What is the Donation Process?
- Before you can donate peripheral blood stem cells, you will need to undergo daily injections of a medication called Filgrastim, in the five days running up to the procedure. This medication draws stem cells from the bone marrow, so you will have more of them circulating in your blood.
- These injections will be administered at a donor center or medical clinic, where the medical staff will closely monitor your stem cell count, along with your body’s reaction to the medication. The last filgrastim injection will be given at the outpatient clinic or donor center on the day of your donation.
- Donating PBSC involves a procedure know as apheresis. This is when blood is taken from the body using a catheter inserted in one arm and passed through a machine which filters out the stem cells, along with platelets and white blood cells. The remaining blood (consisting mainly o plasma and red blood cells) then flows back into your body through a vein in the other arm.
- The procedure is completely painless and is similar to donating plasma. However, you may feel tingling around the mouth, a slight cramping of the hands, or experience lightheadedness or numbness, all of which should stop once the procedure is done.
- PBSC donation will usually require between 2 to 4 sessions, each between 2 to 6 hours each.
- If you are donating actual bone marrow instead of PBSC, the procedure will be entirely different. There will be no need for the filgrastim injections, as the stem cells can be drawn directly from the bone marrow. Bone marrow donation is a surgical procedure, carried out in the operating room, which requires anesthesia and is therefore completely painless. The entire procedure will only take between 1 and 2 hours.
- In 96% of cases a general anesthetic will be used, which means you’ll be unconscious for the entire procedure. In a small number of cases a local anesthetic will be used, which simply numbs the area the bone marrow is taken from. In this situation, you will be awake throughout the procedure. Your doctor will decide which type of anesthetic is best for you.

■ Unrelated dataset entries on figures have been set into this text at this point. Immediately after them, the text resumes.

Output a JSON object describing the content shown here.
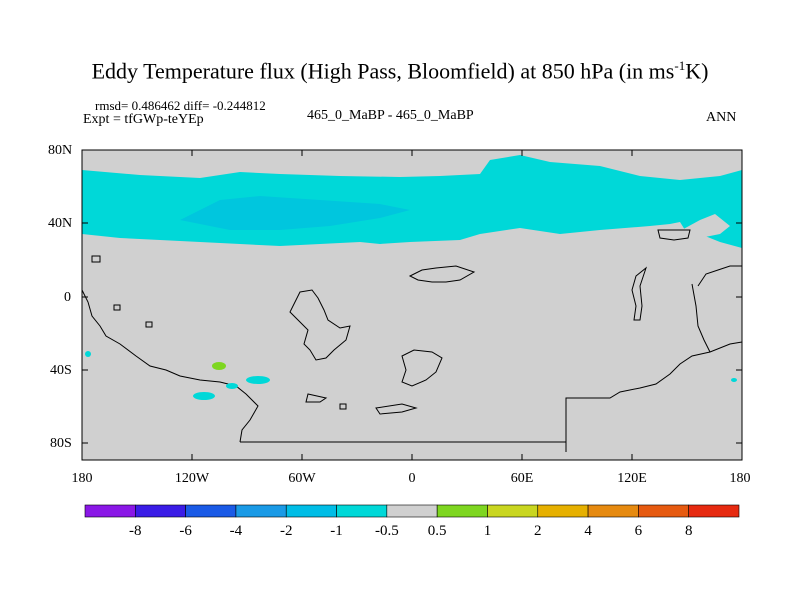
{
  "title": {
    "main": "Eddy Temperature flux (High Pass, Bloomfield) at 850 hPa (in ms",
    "sup": "-1",
    "end": "K)"
  },
  "stats": "rmsd= 0.486462 diff= -0.244812",
  "experiment": "Expt = tfGWp-teYEp",
  "case_label": "465_0_MaBP - 465_0_MaBP",
  "season": "ANN",
  "map": {
    "lon_ticks": [
      "180",
      "120W",
      "60W",
      "0",
      "60E",
      "120E",
      "180"
    ],
    "lat_ticks": [
      "80N",
      "40N",
      "0",
      "40S",
      "80S"
    ],
    "background_color": "#d0d0d0",
    "field_color": "#00d8d8"
  },
  "colorbar": {
    "labels": [
      "-8",
      "-6",
      "-4",
      "-2",
      "-1",
      "-0.5",
      "0.5",
      "1",
      "2",
      "4",
      "6",
      "8"
    ],
    "colors": [
      "#8a17e6",
      "#3a1ce6",
      "#1a5ae6",
      "#1a9ae6",
      "#00bde6",
      "#00d8d8",
      "#d0d0d0",
      "#7ed620",
      "#c9d620",
      "#e6b000",
      "#e68a10",
      "#e65a10",
      "#e62a10"
    ]
  }
}
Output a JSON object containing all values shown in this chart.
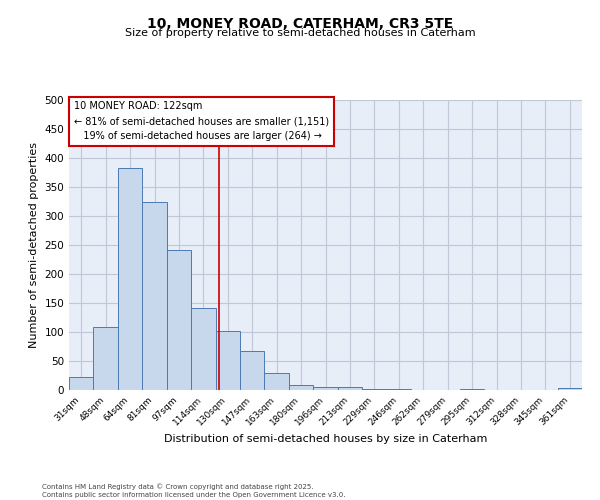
{
  "title1": "10, MONEY ROAD, CATERHAM, CR3 5TE",
  "title2": "Size of property relative to semi-detached houses in Caterham",
  "xlabel": "Distribution of semi-detached houses by size in Caterham",
  "ylabel": "Number of semi-detached properties",
  "categories": [
    "31sqm",
    "48sqm",
    "64sqm",
    "81sqm",
    "97sqm",
    "114sqm",
    "130sqm",
    "147sqm",
    "163sqm",
    "180sqm",
    "196sqm",
    "213sqm",
    "229sqm",
    "246sqm",
    "262sqm",
    "279sqm",
    "295sqm",
    "312sqm",
    "328sqm",
    "345sqm",
    "361sqm"
  ],
  "values": [
    22,
    108,
    382,
    325,
    241,
    141,
    102,
    68,
    30,
    9,
    5,
    5,
    1,
    1,
    0,
    0,
    2,
    0,
    0,
    0,
    3
  ],
  "bar_color": "#c8d8ec",
  "bar_edge_color": "#4a7ab5",
  "grid_color": "#c0c8d8",
  "bg_color": "#e8eef8",
  "property_line_x": 5.645,
  "annotation_text": "10 MONEY ROAD: 122sqm\n← 81% of semi-detached houses are smaller (1,151)\n   19% of semi-detached houses are larger (264) →",
  "annotation_box_color": "#cc0000",
  "ylim": [
    0,
    500
  ],
  "yticks": [
    0,
    50,
    100,
    150,
    200,
    250,
    300,
    350,
    400,
    450,
    500
  ],
  "footer": "Contains HM Land Registry data © Crown copyright and database right 2025.\nContains public sector information licensed under the Open Government Licence v3.0.",
  "red_line_color": "#cc0000"
}
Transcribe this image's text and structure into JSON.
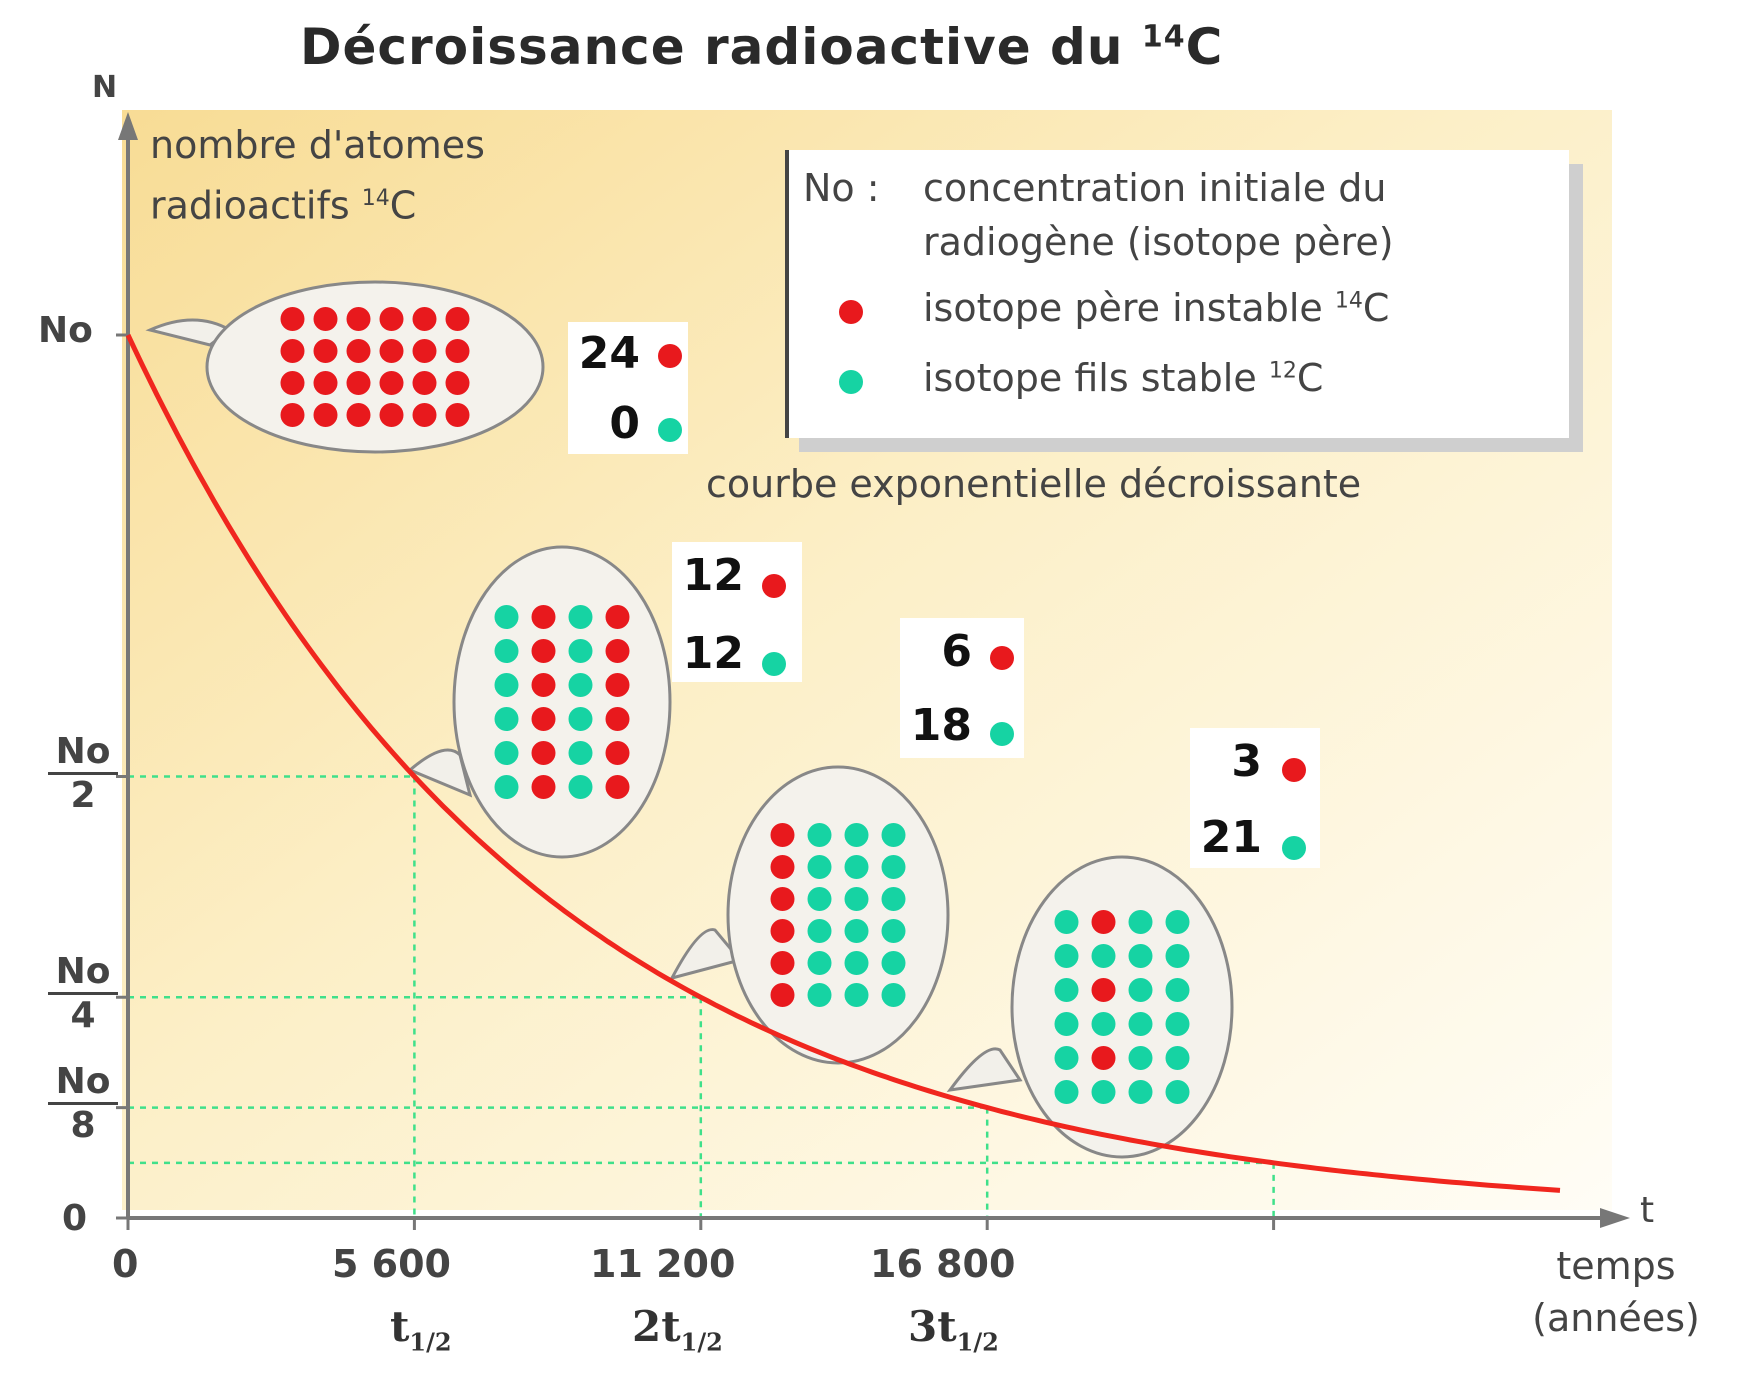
{
  "title": {
    "text": "Décroissance radioactive du ",
    "sup": "14",
    "end": "C"
  },
  "y_axis": {
    "letter": "N",
    "label_line1": "nombre d'atomes",
    "label_line2": "radioactifs ",
    "label_sup": "14",
    "label_end": "C"
  },
  "x_axis": {
    "letter": "t",
    "label_line1": "temps",
    "label_line2": "(années)"
  },
  "y_ticks": {
    "no": "No",
    "zero": "0",
    "half_num": "No",
    "half_den": "2",
    "quarter_num": "No",
    "quarter_den": "4",
    "eighth_num": "No",
    "eighth_den": "8"
  },
  "x_ticks": [
    "0",
    "5 600",
    "11 200",
    "16 800"
  ],
  "half_lives": [
    {
      "coef": "",
      "t": "t",
      "sub": "1/2"
    },
    {
      "coef": "2",
      "t": "t",
      "sub": "1/2"
    },
    {
      "coef": "3",
      "t": "t",
      "sub": "1/2"
    }
  ],
  "legend": {
    "no_key": "No :",
    "no_line1": "concentration initiale du",
    "no_line2": "radiogène (isotope père)",
    "parent": "isotope père instable ",
    "parent_sup": "14",
    "parent_end": "C",
    "daughter": "isotope fils stable ",
    "daughter_sup": "12",
    "daughter_end": "C"
  },
  "curve_caption": "courbe exponentielle décroissante",
  "colors": {
    "parent": "#e8191d",
    "daughter": "#16d3a3",
    "curve": "#f0261e",
    "guide": "#3fe08a"
  },
  "stages": [
    {
      "red": "24",
      "teal": "0",
      "parent_count": 24,
      "daughter_count": 0
    },
    {
      "red": "12",
      "teal": "12",
      "parent_count": 12,
      "daughter_count": 12
    },
    {
      "red": "6",
      "teal": "18",
      "parent_count": 6,
      "daughter_count": 18
    },
    {
      "red": "3",
      "teal": "21",
      "parent_count": 3,
      "daughter_count": 21
    }
  ],
  "chart_data": {
    "type": "line",
    "title": "Décroissance radioactive du 14C",
    "xlabel": "temps (années)",
    "ylabel": "nombre d'atomes radioactifs 14C",
    "x": [
      0,
      5600,
      11200,
      16800,
      22400,
      28000
    ],
    "y_fraction_of_No": [
      1,
      0.5,
      0.25,
      0.125,
      0.0625,
      0.03125
    ],
    "x_ticks": [
      "0",
      "5 600",
      "11 200",
      "16 800"
    ],
    "y_ticks": [
      "0",
      "No/8",
      "No/4",
      "No/2",
      "No"
    ],
    "xlim": [
      0,
      28000
    ],
    "ylim": [
      0,
      1
    ],
    "half_life_years": 5600
  }
}
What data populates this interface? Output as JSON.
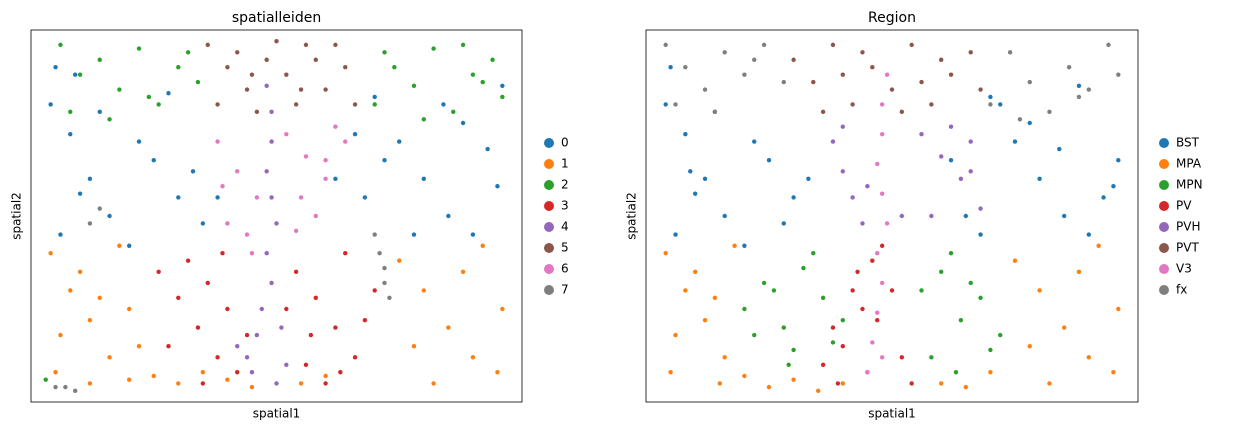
{
  "chart_data": [
    {
      "type": "scatter",
      "title": "spatialleiden",
      "xlabel": "spatial1",
      "ylabel": "spatial2",
      "xlim": [
        0,
        100
      ],
      "ylim": [
        0,
        100
      ],
      "series": [
        {
          "name": "0",
          "color": "#1f77b4",
          "x": [
            4,
            8,
            12,
            16,
            20,
            25,
            30,
            35,
            6,
            14,
            22,
            33,
            10,
            28,
            70,
            75,
            80,
            85,
            90,
            95,
            68,
            78,
            88,
            96,
            72,
            84,
            93,
            5,
            9,
            38,
            62,
            66
          ],
          "y": [
            80,
            72,
            60,
            50,
            42,
            65,
            55,
            48,
            45,
            78,
            70,
            62,
            56,
            83,
            82,
            70,
            60,
            50,
            45,
            58,
            55,
            45,
            75,
            85,
            65,
            80,
            68,
            90,
            88,
            55,
            60,
            72
          ]
        },
        {
          "name": "1",
          "color": "#ff7f0e",
          "x": [
            4,
            8,
            12,
            16,
            20,
            6,
            10,
            14,
            18,
            22,
            5,
            12,
            20,
            25,
            30,
            35,
            40,
            45,
            55,
            60,
            75,
            80,
            85,
            90,
            95,
            78,
            88,
            96,
            82,
            92
          ],
          "y": [
            40,
            30,
            22,
            12,
            6,
            18,
            35,
            28,
            42,
            15,
            8,
            5,
            25,
            7,
            5,
            8,
            6,
            4,
            5,
            7,
            38,
            30,
            20,
            12,
            8,
            15,
            35,
            25,
            5,
            42
          ]
        },
        {
          "name": "2",
          "color": "#2ca02c",
          "x": [
            6,
            10,
            14,
            18,
            22,
            26,
            30,
            34,
            8,
            16,
            24,
            32,
            70,
            74,
            78,
            82,
            86,
            90,
            94,
            96,
            72,
            80,
            88,
            92,
            3
          ],
          "y": [
            96,
            88,
            92,
            84,
            95,
            80,
            90,
            86,
            78,
            76,
            82,
            94,
            80,
            90,
            85,
            95,
            78,
            88,
            92,
            82,
            94,
            76,
            96,
            86,
            6
          ]
        },
        {
          "name": "3",
          "color": "#d62728",
          "x": [
            26,
            30,
            34,
            38,
            42,
            28,
            32,
            36,
            40,
            44,
            35,
            39,
            54,
            58,
            62,
            66,
            70,
            56,
            60,
            64,
            68,
            57,
            63,
            52
          ],
          "y": [
            35,
            28,
            20,
            12,
            8,
            15,
            38,
            32,
            25,
            18,
            5,
            40,
            35,
            28,
            20,
            12,
            30,
            10,
            5,
            40,
            22,
            18,
            8,
            25
          ]
        },
        {
          "name": "4",
          "color": "#9467bd",
          "x": [
            49,
            49,
            48,
            49,
            50,
            48,
            49,
            47,
            46,
            44,
            42,
            45,
            51,
            52,
            48,
            50
          ],
          "y": [
            78,
            70,
            62,
            55,
            48,
            40,
            32,
            25,
            18,
            12,
            15,
            8,
            20,
            10,
            85,
            5
          ]
        },
        {
          "name": "5",
          "color": "#8c564b",
          "x": [
            36,
            40,
            44,
            48,
            52,
            56,
            60,
            64,
            66,
            38,
            42,
            46,
            54,
            58,
            62,
            50,
            45,
            55
          ],
          "y": [
            96,
            90,
            84,
            92,
            88,
            96,
            84,
            90,
            80,
            80,
            94,
            78,
            80,
            92,
            96,
            97,
            88,
            84
          ]
        },
        {
          "name": "6",
          "color": "#e377c2",
          "x": [
            38,
            42,
            46,
            40,
            44,
            52,
            56,
            60,
            64,
            58,
            54,
            62,
            39,
            45,
            55,
            60
          ],
          "y": [
            70,
            62,
            55,
            48,
            45,
            72,
            66,
            60,
            70,
            50,
            46,
            74,
            58,
            40,
            55,
            65
          ]
        },
        {
          "name": "7",
          "color": "#7f7f7f",
          "x": [
            70,
            71,
            72,
            72,
            73,
            5,
            7,
            9,
            12,
            14
          ],
          "y": [
            45,
            40,
            36,
            32,
            28,
            4,
            4,
            3,
            48,
            52
          ]
        }
      ]
    },
    {
      "type": "scatter",
      "title": "Region",
      "xlabel": "spatial1",
      "ylabel": "spatial2",
      "xlim": [
        0,
        100
      ],
      "ylim": [
        0,
        100
      ],
      "series": [
        {
          "name": "BST",
          "color": "#1f77b4",
          "x": [
            4,
            8,
            12,
            16,
            20,
            25,
            30,
            6,
            14,
            22,
            10,
            28,
            5,
            9,
            65,
            70,
            75,
            80,
            85,
            90,
            95,
            68,
            78,
            88,
            96,
            72,
            84,
            93,
            62,
            33
          ],
          "y": [
            80,
            72,
            60,
            50,
            42,
            65,
            55,
            45,
            78,
            70,
            56,
            48,
            90,
            62,
            50,
            82,
            70,
            60,
            50,
            45,
            58,
            45,
            75,
            85,
            65,
            80,
            68,
            55,
            65,
            60
          ]
        },
        {
          "name": "MPA",
          "color": "#ff7f0e",
          "x": [
            4,
            8,
            12,
            16,
            6,
            10,
            14,
            18,
            5,
            15,
            20,
            25,
            30,
            35,
            40,
            60,
            65,
            75,
            80,
            85,
            90,
            95,
            78,
            88,
            96,
            82,
            92,
            70
          ],
          "y": [
            40,
            30,
            22,
            12,
            18,
            35,
            28,
            42,
            8,
            5,
            7,
            4,
            6,
            3,
            5,
            5,
            4,
            38,
            30,
            20,
            12,
            8,
            15,
            35,
            25,
            5,
            42,
            8
          ]
        },
        {
          "name": "MPN",
          "color": "#2ca02c",
          "x": [
            20,
            24,
            28,
            32,
            36,
            40,
            22,
            26,
            30,
            34,
            38,
            29,
            56,
            60,
            64,
            68,
            72,
            58,
            62,
            66,
            70,
            63
          ],
          "y": [
            25,
            32,
            20,
            36,
            28,
            22,
            18,
            30,
            14,
            40,
            16,
            10,
            30,
            35,
            22,
            28,
            18,
            12,
            40,
            32,
            14,
            8
          ]
        },
        {
          "name": "PV",
          "color": "#d62728",
          "x": [
            36,
            38,
            40,
            42,
            44,
            46,
            48,
            39,
            43,
            47,
            50,
            52,
            54,
            45
          ],
          "y": [
            10,
            20,
            15,
            30,
            25,
            38,
            42,
            5,
            35,
            22,
            30,
            12,
            5,
            8
          ]
        },
        {
          "name": "PVH",
          "color": "#9467bd",
          "x": [
            38,
            40,
            42,
            44,
            56,
            60,
            64,
            66,
            68,
            58,
            62,
            40,
            45,
            52,
            66
          ],
          "y": [
            70,
            62,
            55,
            48,
            72,
            66,
            60,
            70,
            52,
            50,
            74,
            74,
            58,
            50,
            62
          ]
        },
        {
          "name": "PVT",
          "color": "#8c564b",
          "x": [
            30,
            34,
            38,
            42,
            46,
            50,
            54,
            58,
            62,
            66,
            68,
            36,
            44,
            52,
            60,
            40,
            56
          ],
          "y": [
            92,
            86,
            96,
            80,
            90,
            84,
            96,
            80,
            88,
            94,
            84,
            78,
            94,
            78,
            92,
            88,
            86
          ]
        },
        {
          "name": "V3",
          "color": "#e377c2",
          "x": [
            48,
            48,
            47,
            48,
            49,
            47,
            48,
            47,
            46,
            45,
            49,
            48
          ],
          "y": [
            80,
            72,
            64,
            56,
            48,
            40,
            32,
            24,
            16,
            8,
            88,
            12
          ]
        },
        {
          "name": "fx",
          "color": "#7f7f7f",
          "x": [
            4,
            8,
            12,
            16,
            20,
            24,
            28,
            6,
            14,
            22,
            70,
            74,
            78,
            82,
            86,
            90,
            94,
            96,
            76,
            88
          ],
          "y": [
            96,
            90,
            84,
            94,
            88,
            96,
            86,
            80,
            78,
            92,
            80,
            94,
            86,
            78,
            90,
            84,
            96,
            88,
            76,
            82
          ]
        }
      ]
    }
  ]
}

- You will undergo the procedure lying on your stomach. The doctors will insert special, hollow needles into both sides of your pelvic bone, from which they will draw the liquid marrow. The incisions made by the needles will only be about a quarter of an inch in length and will not require stitches.
- After the procedure you will be taken to a recovery room where you will stay until you regain consciousness. Once you are able to eat, drink and walk (though perhaps with some difficulty) you will be able to leave again. In most situations a bone marrow donor will enter the hospital as an outpatient in the early morning and will be able to leave by late afternoon. However, sometimes donors are required to stay overnight for observation.
- 1 in 540 registrees will be called to donate.